Bright Star

Bright Star by English poet John Keats (1795–1821)–one of the key figures of the Romantic movement, expresses the poet’s desire to be like a star. In the poem the tone is melancholic while the theme is the desire to live in an unchanging state. Keats uses rhyme and literary techniques to reveal these ideas.

The melancholic tone is expressed throughout the poem. He begins with the use of apostrophe, by addressing the star. “Bright star! Would I were steadfast as thou art”. His desire is to be the impossible, unchanging like a star. Although he understands that a star is “sleepless”, he acknowledges this as a positive trait being “patient”. He also recognizes that the star is alone, but refers to this as “splendour”, giving the impression of the bittersweet existence of the star. The imagery of the next few lines involves the observation of life’s great spirituality as he refers to “the moving waters at their priestlike task” and the snow on the mountains. Keats seems to feel that watching life changing from afar would be better than living in it and having to change with it. He ends the poem by saying that he would like to live as a star “or else swoon to death”. It is apparent that Keats understands the sacrifices of living as a star, but acknowledges its benefits as well.

The theme of the poem is the desire to live in an unchanging state.
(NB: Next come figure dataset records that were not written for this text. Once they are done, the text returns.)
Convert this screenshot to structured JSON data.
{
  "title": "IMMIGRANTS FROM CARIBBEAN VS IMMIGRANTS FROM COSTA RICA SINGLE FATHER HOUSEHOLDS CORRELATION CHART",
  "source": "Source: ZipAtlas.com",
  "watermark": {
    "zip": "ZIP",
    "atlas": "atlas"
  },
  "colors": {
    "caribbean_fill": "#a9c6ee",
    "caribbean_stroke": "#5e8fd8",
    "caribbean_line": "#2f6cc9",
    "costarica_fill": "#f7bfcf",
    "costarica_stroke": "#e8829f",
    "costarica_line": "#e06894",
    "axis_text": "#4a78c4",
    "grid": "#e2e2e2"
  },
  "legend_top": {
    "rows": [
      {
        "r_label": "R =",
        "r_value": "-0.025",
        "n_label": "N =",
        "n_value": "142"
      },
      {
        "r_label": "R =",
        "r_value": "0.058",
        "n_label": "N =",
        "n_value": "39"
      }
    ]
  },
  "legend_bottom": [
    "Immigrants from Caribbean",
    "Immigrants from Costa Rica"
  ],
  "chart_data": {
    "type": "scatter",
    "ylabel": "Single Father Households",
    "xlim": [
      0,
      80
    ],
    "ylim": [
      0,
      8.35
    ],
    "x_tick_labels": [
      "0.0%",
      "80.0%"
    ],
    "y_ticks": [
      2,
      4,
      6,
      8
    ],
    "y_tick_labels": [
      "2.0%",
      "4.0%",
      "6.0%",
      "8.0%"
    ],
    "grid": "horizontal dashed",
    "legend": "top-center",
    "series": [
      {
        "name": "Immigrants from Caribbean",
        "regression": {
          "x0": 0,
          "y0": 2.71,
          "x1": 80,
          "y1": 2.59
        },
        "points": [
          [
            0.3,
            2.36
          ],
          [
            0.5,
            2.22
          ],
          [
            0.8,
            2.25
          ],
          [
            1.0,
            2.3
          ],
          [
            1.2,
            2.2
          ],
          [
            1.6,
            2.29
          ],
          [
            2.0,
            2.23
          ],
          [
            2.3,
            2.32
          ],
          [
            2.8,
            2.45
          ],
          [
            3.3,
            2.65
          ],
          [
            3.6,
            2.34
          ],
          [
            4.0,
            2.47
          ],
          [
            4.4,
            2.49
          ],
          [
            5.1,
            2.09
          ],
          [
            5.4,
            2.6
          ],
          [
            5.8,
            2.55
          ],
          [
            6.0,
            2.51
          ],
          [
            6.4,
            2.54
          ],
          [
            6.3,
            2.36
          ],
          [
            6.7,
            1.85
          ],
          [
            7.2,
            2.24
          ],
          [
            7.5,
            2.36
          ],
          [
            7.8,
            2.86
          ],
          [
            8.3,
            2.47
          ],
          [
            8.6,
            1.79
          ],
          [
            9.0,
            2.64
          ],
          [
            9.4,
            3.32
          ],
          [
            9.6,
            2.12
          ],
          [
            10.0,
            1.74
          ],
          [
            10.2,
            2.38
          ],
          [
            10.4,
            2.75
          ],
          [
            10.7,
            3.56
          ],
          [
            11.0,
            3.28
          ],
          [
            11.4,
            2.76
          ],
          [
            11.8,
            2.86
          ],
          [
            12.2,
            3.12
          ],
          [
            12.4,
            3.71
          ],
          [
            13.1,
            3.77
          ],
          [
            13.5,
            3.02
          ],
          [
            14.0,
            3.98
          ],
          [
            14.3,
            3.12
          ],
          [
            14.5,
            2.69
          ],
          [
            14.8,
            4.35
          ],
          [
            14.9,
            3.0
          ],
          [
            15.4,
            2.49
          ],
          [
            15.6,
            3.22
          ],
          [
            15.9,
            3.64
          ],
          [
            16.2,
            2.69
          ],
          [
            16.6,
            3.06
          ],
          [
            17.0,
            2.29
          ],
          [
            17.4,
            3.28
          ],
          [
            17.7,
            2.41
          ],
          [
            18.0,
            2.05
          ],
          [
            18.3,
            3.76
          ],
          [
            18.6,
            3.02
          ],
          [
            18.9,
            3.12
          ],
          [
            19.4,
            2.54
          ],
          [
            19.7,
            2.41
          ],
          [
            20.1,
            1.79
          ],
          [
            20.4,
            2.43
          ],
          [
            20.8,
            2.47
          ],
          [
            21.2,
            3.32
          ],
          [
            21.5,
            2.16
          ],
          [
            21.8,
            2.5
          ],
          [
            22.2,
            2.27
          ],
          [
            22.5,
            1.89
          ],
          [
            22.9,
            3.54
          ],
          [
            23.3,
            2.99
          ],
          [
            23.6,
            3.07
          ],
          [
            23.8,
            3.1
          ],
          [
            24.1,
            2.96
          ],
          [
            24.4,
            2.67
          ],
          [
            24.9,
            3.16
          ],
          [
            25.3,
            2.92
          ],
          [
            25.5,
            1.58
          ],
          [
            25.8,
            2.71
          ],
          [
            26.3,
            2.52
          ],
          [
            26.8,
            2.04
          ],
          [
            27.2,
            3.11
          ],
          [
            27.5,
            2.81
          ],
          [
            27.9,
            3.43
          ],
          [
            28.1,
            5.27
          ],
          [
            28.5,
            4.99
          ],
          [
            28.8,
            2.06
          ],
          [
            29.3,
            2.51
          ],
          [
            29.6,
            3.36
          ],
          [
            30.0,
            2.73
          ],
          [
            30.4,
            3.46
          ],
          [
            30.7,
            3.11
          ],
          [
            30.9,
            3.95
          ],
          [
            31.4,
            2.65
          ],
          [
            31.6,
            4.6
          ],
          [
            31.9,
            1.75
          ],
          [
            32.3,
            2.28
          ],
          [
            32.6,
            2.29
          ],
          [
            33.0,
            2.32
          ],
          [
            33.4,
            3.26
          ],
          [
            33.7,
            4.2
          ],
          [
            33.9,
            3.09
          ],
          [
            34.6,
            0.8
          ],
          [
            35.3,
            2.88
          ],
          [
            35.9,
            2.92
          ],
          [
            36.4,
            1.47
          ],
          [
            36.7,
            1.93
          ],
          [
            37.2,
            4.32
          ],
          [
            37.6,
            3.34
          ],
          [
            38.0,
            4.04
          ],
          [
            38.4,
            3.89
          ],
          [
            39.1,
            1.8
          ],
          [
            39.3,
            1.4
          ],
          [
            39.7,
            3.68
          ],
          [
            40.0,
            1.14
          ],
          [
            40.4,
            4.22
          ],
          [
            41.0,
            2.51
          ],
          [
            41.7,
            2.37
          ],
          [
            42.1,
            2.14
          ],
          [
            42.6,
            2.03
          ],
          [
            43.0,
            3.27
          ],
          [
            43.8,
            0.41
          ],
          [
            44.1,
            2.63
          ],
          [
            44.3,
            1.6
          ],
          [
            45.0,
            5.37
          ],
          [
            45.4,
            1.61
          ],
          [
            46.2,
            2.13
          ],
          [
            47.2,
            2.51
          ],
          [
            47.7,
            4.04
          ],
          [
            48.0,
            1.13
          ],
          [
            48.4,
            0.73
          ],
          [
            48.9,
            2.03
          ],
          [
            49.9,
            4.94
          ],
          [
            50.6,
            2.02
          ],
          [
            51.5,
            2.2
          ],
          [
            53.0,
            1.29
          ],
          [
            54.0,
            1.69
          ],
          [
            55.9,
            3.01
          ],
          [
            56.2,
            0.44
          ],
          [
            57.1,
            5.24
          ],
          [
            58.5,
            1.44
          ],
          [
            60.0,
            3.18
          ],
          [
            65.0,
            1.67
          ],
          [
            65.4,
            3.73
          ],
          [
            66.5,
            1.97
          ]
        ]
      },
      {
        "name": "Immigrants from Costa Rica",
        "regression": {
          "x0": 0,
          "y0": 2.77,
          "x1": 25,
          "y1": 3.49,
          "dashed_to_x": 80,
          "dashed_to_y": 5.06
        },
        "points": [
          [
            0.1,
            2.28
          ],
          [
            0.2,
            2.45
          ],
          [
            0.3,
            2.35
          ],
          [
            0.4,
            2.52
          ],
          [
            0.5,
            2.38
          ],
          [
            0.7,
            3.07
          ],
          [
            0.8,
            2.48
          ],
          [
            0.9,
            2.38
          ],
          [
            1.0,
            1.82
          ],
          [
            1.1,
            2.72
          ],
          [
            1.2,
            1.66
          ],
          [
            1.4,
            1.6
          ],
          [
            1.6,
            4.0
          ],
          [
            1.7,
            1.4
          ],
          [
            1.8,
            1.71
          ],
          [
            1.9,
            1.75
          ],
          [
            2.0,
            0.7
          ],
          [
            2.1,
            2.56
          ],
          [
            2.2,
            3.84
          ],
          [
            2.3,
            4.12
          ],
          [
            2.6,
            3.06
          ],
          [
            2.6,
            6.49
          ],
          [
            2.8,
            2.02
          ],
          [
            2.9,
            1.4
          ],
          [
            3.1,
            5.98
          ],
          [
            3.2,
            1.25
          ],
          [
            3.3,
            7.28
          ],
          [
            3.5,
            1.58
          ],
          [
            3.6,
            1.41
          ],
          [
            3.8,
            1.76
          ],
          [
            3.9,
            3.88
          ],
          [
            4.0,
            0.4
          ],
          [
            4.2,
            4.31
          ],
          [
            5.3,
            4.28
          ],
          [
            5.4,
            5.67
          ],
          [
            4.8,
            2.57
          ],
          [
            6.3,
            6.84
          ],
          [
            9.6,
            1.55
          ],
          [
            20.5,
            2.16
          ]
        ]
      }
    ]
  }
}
This is achieved by Keats metaphorical analysis of the star. The entire poem personifies the star as a human creature that watches patiently from above. Keats also relays his message through the use of oxymoronic ideas such as “sweet unrest” and patient sleepless”. This concludes that Keats knows the impossibility of his desire to live in an unchanging state. The descriptions of the “earth’s” gifts represent what is changing and the star represents what is “steadfast” and what he desires to be. He finds comfort “pillw’d” in this locale which helps express the theme.

In the poem “Bright Star” by John Keats the desire to experience a life that never moves forward is expressed. The impossibility of this desire leads to its melancholic feeling. (Source)

Here is the original poem:

Bright star, would I were steadfast as thou art–
Not in lone splendour hung aloft the night
And watching, with eternal lids apart,
Like nature’s patient, sleepless Eremite,
The moving waters at their priestlike task
Of pure ablution round earth’s human shores,
Or gazing on the new soft-fallen mask
Of snow upon the mountains and the moors–
No–yet still stedfast, still unchangeable,
Pillow’d upon my fair love’s ripening breast,
To feel for ever its soft fall and swell,
Awake for ever in a sweet unrest,
Still, still to hear her tender-taken breath,
And so live ever–or else swoon to death.